5° Que l’on maintint pour chaque maître l’espoir de s’élever peu à peu dans la hiérarchie. En France, dit-il, l’avancement hiérarchique est si bien agencé, qu’un jeune homme de mérite entrant dans sa carrière comme adjoint dans le hameau le plus écarté d’un pays de montagne peut espérer arriver, par des avancements bien gagnés, à la direction d’une école de chef-lieu, ou devenir soit directeur d’une école normale, soit inspecteur ;

6° Une pension de retraite est nécessaire non seulement pour assurer les vieux jours du maître, mais pour permettre aux serviteurs publics âgés et fatigués de se retirer à temps sans que leur réputation ait à en souffrir et sans qu’il soit nécessaire de les révoquer.

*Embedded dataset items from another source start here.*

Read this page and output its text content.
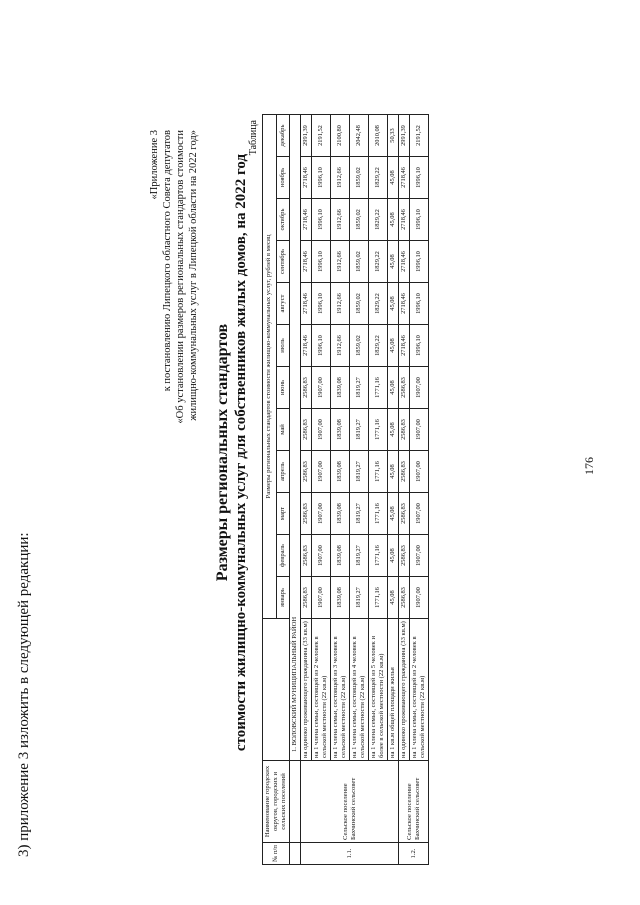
3) приложение 3 изложить в следующей редакции:
«Приложение 3 к постановлению Липецкого областного Совета депутатов «Об установлении размеров региональных стандартов стоимости жилищно-коммунальных услуг в Липецкой области на 2022 год»
Размеры региональных стандартов стоимости жилищно-коммунальных услуг для собственников жилых домов, на 2022 год
Таблица
№ п/п	Наименование городских округов, городских и сельских поселений		Размеры региональных стандартов стоимости жилищно-коммунальных услуг, рублей в месяц											
			январь	февраль	март	апрель	май	июнь	июль	август	сентябрь	октябрь	ноябрь	декабрь
		1. ВОЛОВСКИЙ МУНИЦИПАЛЬНЫЙ РАЙОН												
1.1.	Сельское поселение Бахчинский сельсовет	на одиноко проживающего гражданина (33 кв.м)	2586,83	2586,83	2586,83	2586,83	2586,83	2586,83	2718,46	2718,46	2718,46	2718,46	2718,46	2991,39
		на 1 члена семьи, состоящей из 2 человек в сельской местности (22 кв.м)	1907,00	1907,00	1907,00	1907,00	1907,00	1907,00	1996,10	1996,10	1996,10	1996,10	1996,10	2191,52
		на 1 члена семьи, состоящей из 3 человек в сельской местности (22 кв.м)	1839,08	1839,08	1839,08	1839,08	1839,08	1839,08	1912,66	1912,66	1912,66	1912,66	1912,66	2100,80
		на 1 члена семьи, состоящей из 4 человек в сельской местности (22 кв.м)	1819,27	1819,27	1819,27	1819,27	1819,27	1819,27	1859,02	1859,02	1859,02	1859,02	1859,02	2042,48
		на 1 члена семьи, состоящей из 5 человек и более в сельской местности (22 кв.м)	1771,16	1771,16	1771,16	1771,16	1771,16	1771,16	1829,22	1829,22	1829,22	1829,22	1829,22	2010,08
		на 1 кв.м общей площади жилья	45,08	45,08	45,08	45,08	45,08	45,08	45,08	45,08	45,08	45,08	45,08	50,33
1.2.	Сельское поселение Бахчинский сельсовет	на одиноко проживающего гражданина (33 кв.м)	2586,83	2586,83	2586,83	2586,83	2586,83	2586,83	2718,46	2718,46	2718,46	2718,46	2718,46	2991,39
		на 1 члена семьи, состоящей из 2 человек в сельской местности (22 кв.м)	1907,00	1907,00	1907,00	1907,00	1907,00	1907,00	1996,10	1996,10	1996,10	1996,10	1996,10	2191,52
176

Nos instituteurs peuvent voir d’après cette courte analyse du travail de M. Philbrick que leur situation parait enviable à leurs collègues d’Amérique. Leurs traitements sont peut-être moins élevés, mais ils ont un bien qu’on n’apprécie que lorsqu’on en a été privé, la sécurité, la certitude que, tant qu’ils s’acquitteront de la tâche qui leur est confiée, il ne sera pas touché à leur position. Et celte assurance leur permet de se livrer à leurs travaux avec le calme et la tranquillité d’esprit nécessaires, de fonder une famille, sûrs du lendemain, pouvant même espérer d’arriver à des positions supérieures et plus rémunératrices, s’ils développent leur instruction personnelle et font preuve de zèle et de capacité dans leur tâche de chique jour, Il est bon de regarder quelquefois autour de soi pour apprécier la situation où l’on vit. Certainement bien des instituteurs français ne pensaient pas que leurs collègues des États-Unis enviassent leur sort.